Controlerapport voor IB/PVV 2015 was geen aanleiding om aangiften voor 2017 en 2018 nader te onderzoeken
Controlerapport voor IB/PVV 2015 was geen aanleiding om aangiften voor 2017 en 2018 nader te onderzoeken
Gegevens
- Nummer
- 2025/499
- Publicatiedatum
- 18 maart 2025
- Auteur
- Redactie
- Rubriek
- Formeel belastingrecht
- Relevante informatie
Belanghebbende was tot en met 2015 agrarisch ondernemer. Tot het ondernemingsvermogen behoorden (cultuur)grond en opstallen. Per 1 januari 2016 behoren de onroerende zaken tot het privévermogen van belanghebbende.

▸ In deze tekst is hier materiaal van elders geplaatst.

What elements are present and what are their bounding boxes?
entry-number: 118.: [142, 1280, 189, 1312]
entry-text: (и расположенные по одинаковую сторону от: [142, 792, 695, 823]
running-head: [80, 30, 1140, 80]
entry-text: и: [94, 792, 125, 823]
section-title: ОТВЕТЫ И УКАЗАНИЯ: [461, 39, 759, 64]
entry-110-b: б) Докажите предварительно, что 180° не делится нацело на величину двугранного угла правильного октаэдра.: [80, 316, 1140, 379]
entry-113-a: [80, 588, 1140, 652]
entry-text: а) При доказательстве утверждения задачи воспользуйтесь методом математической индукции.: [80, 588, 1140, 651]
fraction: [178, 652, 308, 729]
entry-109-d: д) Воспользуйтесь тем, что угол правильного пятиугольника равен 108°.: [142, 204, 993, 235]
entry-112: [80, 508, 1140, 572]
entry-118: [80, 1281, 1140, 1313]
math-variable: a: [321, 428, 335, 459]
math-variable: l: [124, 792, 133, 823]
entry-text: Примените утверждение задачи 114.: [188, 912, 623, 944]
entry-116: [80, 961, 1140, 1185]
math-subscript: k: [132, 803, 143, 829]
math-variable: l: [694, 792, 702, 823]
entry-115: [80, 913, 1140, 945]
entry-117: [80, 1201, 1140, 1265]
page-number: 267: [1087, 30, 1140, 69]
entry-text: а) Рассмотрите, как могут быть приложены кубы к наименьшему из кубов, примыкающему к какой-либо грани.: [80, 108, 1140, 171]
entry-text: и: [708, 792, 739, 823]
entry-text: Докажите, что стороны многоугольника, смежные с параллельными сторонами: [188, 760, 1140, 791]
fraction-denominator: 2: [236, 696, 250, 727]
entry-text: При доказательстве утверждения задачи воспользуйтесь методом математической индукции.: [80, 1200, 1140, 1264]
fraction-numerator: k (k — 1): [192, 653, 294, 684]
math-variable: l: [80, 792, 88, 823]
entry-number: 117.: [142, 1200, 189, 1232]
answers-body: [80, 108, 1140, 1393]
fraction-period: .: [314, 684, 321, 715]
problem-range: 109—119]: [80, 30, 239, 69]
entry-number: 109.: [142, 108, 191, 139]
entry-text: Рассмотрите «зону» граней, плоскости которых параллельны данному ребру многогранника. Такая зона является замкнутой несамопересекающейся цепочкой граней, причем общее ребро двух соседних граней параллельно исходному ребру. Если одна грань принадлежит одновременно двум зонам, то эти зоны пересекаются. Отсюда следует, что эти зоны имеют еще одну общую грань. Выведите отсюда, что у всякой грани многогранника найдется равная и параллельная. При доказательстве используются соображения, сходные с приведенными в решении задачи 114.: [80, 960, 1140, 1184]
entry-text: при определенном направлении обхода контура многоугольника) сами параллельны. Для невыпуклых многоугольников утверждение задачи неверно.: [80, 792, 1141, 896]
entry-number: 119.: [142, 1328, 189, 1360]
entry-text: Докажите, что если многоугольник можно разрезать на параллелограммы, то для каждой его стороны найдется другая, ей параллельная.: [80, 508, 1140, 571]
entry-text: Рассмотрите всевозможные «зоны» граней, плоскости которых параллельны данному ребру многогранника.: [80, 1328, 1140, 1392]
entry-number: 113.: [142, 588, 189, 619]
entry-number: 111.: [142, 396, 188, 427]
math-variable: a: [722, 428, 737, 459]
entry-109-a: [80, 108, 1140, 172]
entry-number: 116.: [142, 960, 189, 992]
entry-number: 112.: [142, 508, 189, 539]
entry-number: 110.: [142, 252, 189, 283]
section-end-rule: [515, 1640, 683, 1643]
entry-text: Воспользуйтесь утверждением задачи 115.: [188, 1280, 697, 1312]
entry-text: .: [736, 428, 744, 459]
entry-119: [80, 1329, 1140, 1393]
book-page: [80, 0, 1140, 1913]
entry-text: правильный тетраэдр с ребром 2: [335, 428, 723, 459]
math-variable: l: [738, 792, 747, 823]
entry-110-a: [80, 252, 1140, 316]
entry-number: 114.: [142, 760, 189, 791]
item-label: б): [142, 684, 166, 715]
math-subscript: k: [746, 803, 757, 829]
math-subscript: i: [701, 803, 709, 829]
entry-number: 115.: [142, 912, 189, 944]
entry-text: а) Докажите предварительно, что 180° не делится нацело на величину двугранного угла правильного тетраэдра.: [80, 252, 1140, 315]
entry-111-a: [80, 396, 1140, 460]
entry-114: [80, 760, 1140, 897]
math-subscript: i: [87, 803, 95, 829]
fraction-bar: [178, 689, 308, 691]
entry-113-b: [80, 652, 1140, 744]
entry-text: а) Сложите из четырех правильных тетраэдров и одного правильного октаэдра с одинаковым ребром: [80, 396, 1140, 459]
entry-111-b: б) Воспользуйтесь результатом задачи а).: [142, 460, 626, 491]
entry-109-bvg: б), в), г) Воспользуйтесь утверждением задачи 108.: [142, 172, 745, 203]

Belanghebbende heeft geprocedeerd over de hoogte van de aanslag IB/PVV 2015. Bij de voorbereiding van de zitting komt de inspecteur erachter dat de onroerende zaken in de jaren 2016 en later niet als box 3-inkomen zijn opgegeven. Omdat voor de jaren 2017 en 2018 al definitieve aanslagen waren opgelegd, legt de inspecteur navorderingsaanslagen op. In geschil is of de inspecteur een nieuw feit heeft.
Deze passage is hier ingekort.